Closed lokeshbio closed 4 months ago
Perhaps it will be useful to have this line that I use to do md5sum over multiple processes on LSENS:
module load parallel/20220722
raw=$1
parallel -j8 "md5sum {} >> ${raw}/md5.txt" ::: $(find ${raw}/Data -type f -print)
#forgot that I also need to do this
sed -i s'/\/projects\/.*\/upload\/\w\+/./g' ${raw}/md5.txt
We should probably include what kind of delivery each project requires in the sample_sheet! At the moment, the example samplesheet look like this:
[Yggdrasil_Projects],,,
Project_ID,bcl,fastq,fastq_screen,fastq_screen_ref
2022_000,0,1,0,NA
If we keep adding more pipelines, it is not sustainable to keep adding columns! i would rather have these end deliveries set as Keys like BCL, FASTQ, FASTQ_SCREEN, RNASEQ, METHYLSEQ and so on.. that they are just in one column! then we can have these as binary parameters in Yggdrasil!
#In samplesheet
[Yggdrasil_Projects],,,
Project_ID,Delivery
2022_000,FASTQ
2022_001,RNASEQ
# Then in Yggdrasil nextflow script: we can set these parameters as
params.rnaseq = TRUE #specifically for 2022_001
BCL delivery process needs to be discussed
Hi @chaetognatha , Here is the example of the samplesheet above for a run that could potentially contain different deliveries in the same run. In this above example it is one project with RNASEQ and the other with FASTQ. If we have a test run and a test samplesheet like this, then I can test to run Yggdrasil all the way from raw-data to getting the rnaseq output!
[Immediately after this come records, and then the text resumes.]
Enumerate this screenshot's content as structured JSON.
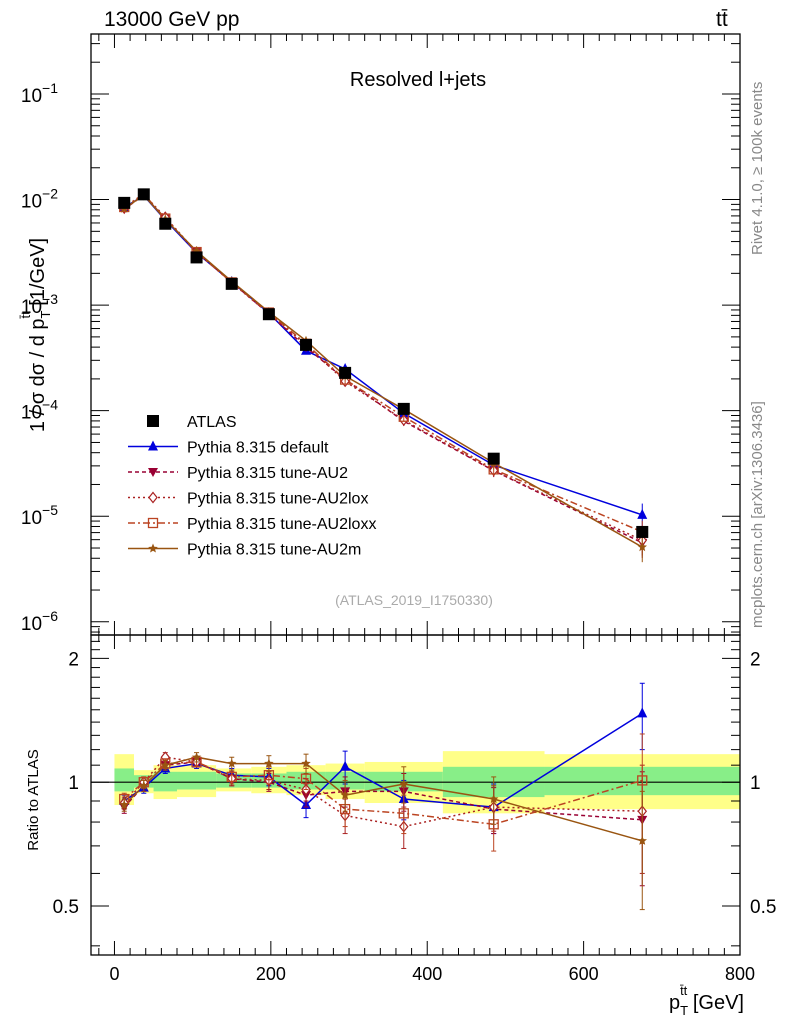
{
  "header": {
    "energy_label": "13000 GeV pp",
    "process_label": "tt̄"
  },
  "side_labels": {
    "rivet": "Rivet 4.1.0, ≥ 100k events",
    "mcplots": "mcplots.cern.ch [arXiv:1306.3436]"
  },
  "chart_data": {
    "type": "line",
    "title": "Resolved l+jets",
    "analysis_id": "(ATLAS_2019_I1750330)",
    "x_axis": {
      "label_main": "p",
      "label_sup": "t̄t",
      "label_sub": "T",
      "label_unit": " [GeV]",
      "range": [
        -30,
        800
      ],
      "ticks": [
        0,
        200,
        400,
        600,
        800
      ]
    },
    "main_panel": {
      "y_scale": "log",
      "y_label_text": "1 / σ dσ / d p",
      "y_label_sup": "t̄t",
      "y_label_sub": "T",
      "y_label_unit": " [1/GeV]",
      "y_range": [
        7.5e-07,
        0.37
      ],
      "ticks": [
        {
          "value": 1e-06,
          "mant": "10",
          "exp": "−6"
        },
        {
          "value": 1e-05,
          "mant": "10",
          "exp": "−5"
        },
        {
          "value": 0.0001,
          "mant": "10",
          "exp": "−4"
        },
        {
          "value": 0.001,
          "mant": "10",
          "exp": "−3"
        },
        {
          "value": 0.01,
          "mant": "10",
          "exp": "−2"
        },
        {
          "value": 0.1,
          "mant": "10",
          "exp": "−1"
        }
      ]
    },
    "ratio_panel": {
      "y_label": "Ratio to ATLAS",
      "y_range": [
        0.38,
        2.28
      ],
      "tick_labels": [
        {
          "value": 0.5,
          "label": "0.5"
        },
        {
          "value": 1,
          "label": "1"
        },
        {
          "value": 2,
          "label": "2"
        }
      ],
      "bins": [
        {
          "lo": 0,
          "hi": 25,
          "yellow": [
            0.88,
            1.17
          ],
          "green": [
            0.95,
            1.08
          ]
        },
        {
          "lo": 25,
          "hi": 50,
          "yellow": [
            0.94,
            1.07
          ],
          "green": [
            0.97,
            1.04
          ]
        },
        {
          "lo": 50,
          "hi": 80,
          "yellow": [
            0.91,
            1.1
          ],
          "green": [
            0.95,
            1.06
          ]
        },
        {
          "lo": 80,
          "hi": 130,
          "yellow": [
            0.92,
            1.1
          ],
          "green": [
            0.96,
            1.06
          ]
        },
        {
          "lo": 130,
          "hi": 175,
          "yellow": [
            0.95,
            1.08
          ],
          "green": [
            0.97,
            1.05
          ]
        },
        {
          "lo": 175,
          "hi": 220,
          "yellow": [
            0.94,
            1.09
          ],
          "green": [
            0.97,
            1.05
          ]
        },
        {
          "lo": 220,
          "hi": 270,
          "yellow": [
            0.93,
            1.1
          ],
          "green": [
            0.96,
            1.06
          ]
        },
        {
          "lo": 270,
          "hi": 320,
          "yellow": [
            0.91,
            1.11
          ],
          "green": [
            0.96,
            1.06
          ]
        },
        {
          "lo": 320,
          "hi": 420,
          "yellow": [
            0.89,
            1.12
          ],
          "green": [
            0.95,
            1.06
          ]
        },
        {
          "lo": 420,
          "hi": 550,
          "yellow": [
            0.84,
            1.19
          ],
          "green": [
            0.92,
            1.09
          ]
        },
        {
          "lo": 550,
          "hi": 800,
          "yellow": [
            0.86,
            1.17
          ],
          "green": [
            0.93,
            1.09
          ]
        }
      ]
    },
    "x_points": [
      12.5,
      37.5,
      65,
      105,
      150,
      197.5,
      245,
      295,
      370,
      485,
      675
    ],
    "data": {
      "name": "ATLAS",
      "values": [
        0.0093,
        0.0112,
        0.0059,
        0.00283,
        0.00159,
        0.00082,
        0.00042,
        0.000228,
        0.000104,
        3.51e-05,
        7.1e-06
      ]
    },
    "series": [
      {
        "name": "Pythia 8.315 default",
        "color": "#0000dd",
        "marker": "triangle-up",
        "dash": "",
        "values": [
          0.0084,
          0.0109,
          0.0064,
          0.00313,
          0.00166,
          0.00084,
          0.00037,
          0.000248,
          9.45e-05,
          3.05e-05,
          1.03e-05
        ],
        "ratio": [
          0.9,
          0.97,
          1.08,
          1.11,
          1.04,
          1.03,
          0.88,
          1.09,
          0.91,
          0.87,
          1.47
        ],
        "ratio_err": [
          0.03,
          0.03,
          0.03,
          0.03,
          0.04,
          0.05,
          0.06,
          0.1,
          0.1,
          0.12,
          0.27
        ]
      },
      {
        "name": "Pythia 8.315 tune-AU2",
        "color": "#990033",
        "marker": "triangle-down",
        "dash": "4,3",
        "values": [
          0.0081,
          0.011,
          0.0066,
          0.00318,
          0.00165,
          0.00083,
          0.0004,
          0.000198,
          7.95e-05,
          2.7e-05,
          5.6e-06
        ],
        "ratio": [
          0.87,
          0.98,
          1.1,
          1.12,
          1.02,
          1.0,
          0.93,
          0.95,
          0.95,
          0.86,
          0.81
        ],
        "ratio_err": [
          0.03,
          0.03,
          0.03,
          0.03,
          0.04,
          0.05,
          0.06,
          0.08,
          0.1,
          0.11,
          0.25
        ]
      },
      {
        "name": "Pythia 8.315 tune-AU2lox",
        "color": "#aa2222",
        "marker": "diamond-open",
        "dash": "2,3",
        "values": [
          0.0083,
          0.0112,
          0.0068,
          0.00318,
          0.00163,
          0.00083,
          0.00042,
          0.00019,
          8.15e-05,
          2.72e-05,
          5.9e-06
        ],
        "ratio": [
          0.89,
          1.0,
          1.15,
          1.12,
          1.02,
          1.01,
          0.96,
          0.83,
          0.78,
          0.87,
          0.85
        ],
        "ratio_err": [
          0.03,
          0.03,
          0.03,
          0.03,
          0.04,
          0.05,
          0.06,
          0.08,
          0.09,
          0.11,
          0.25
        ]
      },
      {
        "name": "Pythia 8.315 tune-AU2loxx",
        "color": "#bb4422",
        "marker": "square-open",
        "dash": "7,3,2,3",
        "values": [
          0.0085,
          0.0113,
          0.0066,
          0.00318,
          0.00164,
          0.00085,
          0.00043,
          0.000197,
          8.76e-05,
          2.78e-05,
          7.1e-06
        ],
        "ratio": [
          0.91,
          1.0,
          1.11,
          1.12,
          1.03,
          1.04,
          1.02,
          0.86,
          0.84,
          0.79,
          1.01
        ],
        "ratio_err": [
          0.03,
          0.03,
          0.03,
          0.03,
          0.04,
          0.05,
          0.06,
          0.08,
          0.09,
          0.11,
          0.3
        ]
      },
      {
        "name": "Pythia 8.315 tune-AU2m",
        "color": "#995511",
        "marker": "star",
        "dash": "",
        "values": [
          0.0082,
          0.011,
          0.0065,
          0.00325,
          0.00168,
          0.00086,
          0.00046,
          0.000213,
          0.000103,
          3.2e-05,
          5.1e-06
        ],
        "ratio": [
          0.88,
          0.98,
          1.1,
          1.15,
          1.11,
          1.11,
          1.11,
          0.93,
          0.99,
          0.91,
          0.72
        ],
        "ratio_err": [
          0.03,
          0.03,
          0.03,
          0.03,
          0.04,
          0.05,
          0.06,
          0.08,
          0.1,
          0.12,
          0.23
        ]
      }
    ],
    "error_bars_main": [
      0.04,
      0.04,
      0.04,
      0.04,
      0.05,
      0.06,
      0.07,
      0.09,
      0.1,
      0.13,
      0.28
    ]
  }
}
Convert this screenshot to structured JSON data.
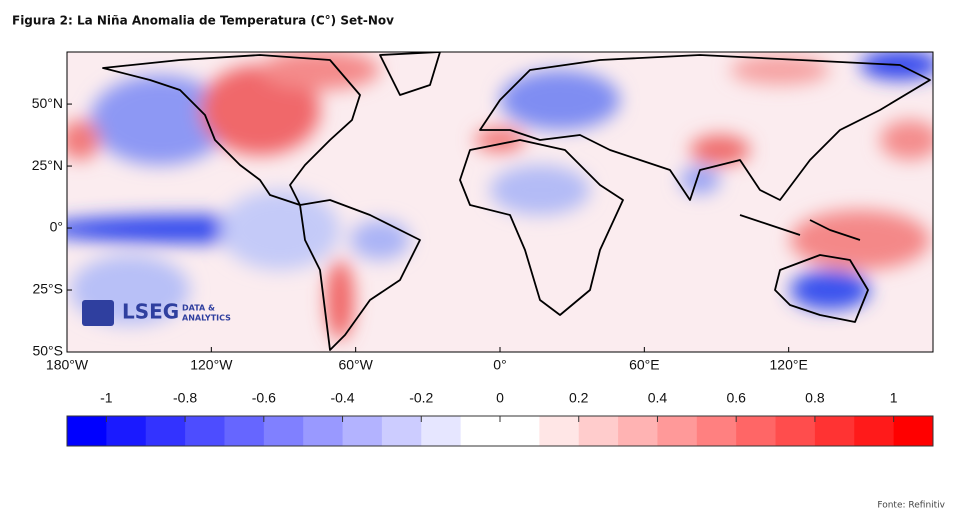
{
  "title": "Figura 2: La Niña Anomalia de Temperatura (C°) Set-Nov",
  "map": {
    "xlim": [
      -180,
      180
    ],
    "ylim": [
      -50,
      71
    ],
    "xticks": [
      {
        "value": -180,
        "label": "180°W"
      },
      {
        "value": -120,
        "label": "120°W"
      },
      {
        "value": -60,
        "label": "60°W"
      },
      {
        "value": 0,
        "label": "0°"
      },
      {
        "value": 60,
        "label": "60°E"
      },
      {
        "value": 120,
        "label": "120°E"
      }
    ],
    "yticks": [
      {
        "value": 50,
        "label": "50°N"
      },
      {
        "value": 25,
        "label": "25°N"
      },
      {
        "value": 0,
        "label": "0°"
      },
      {
        "value": -25,
        "label": "25°S"
      },
      {
        "value": -50,
        "label": "50°S"
      }
    ]
  },
  "colorbar": {
    "lim": [
      -1.1,
      1.1
    ],
    "bins": 22,
    "low_color": "#0000ff",
    "mid_color": "#ffffff",
    "high_color": "#ff0000",
    "ticks": [
      -1,
      -0.8,
      -0.6,
      -0.4,
      -0.2,
      0,
      0.2,
      0.4,
      0.6,
      0.8,
      1
    ]
  },
  "logo": {
    "name": "LSEG",
    "line1": "DATA &",
    "line2": "ANALYTICS"
  },
  "source": "Fonte: Refinitiv"
}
The samplesheet for rawdata deliveries will be called the same as every other, but it will only contain project ID on one line, no commas or anything else, so a file with one line that is the project ID! (there should also be flags to specify both project ID and rawdata delivery, in which case we shouldnt need a samplesheet at all!)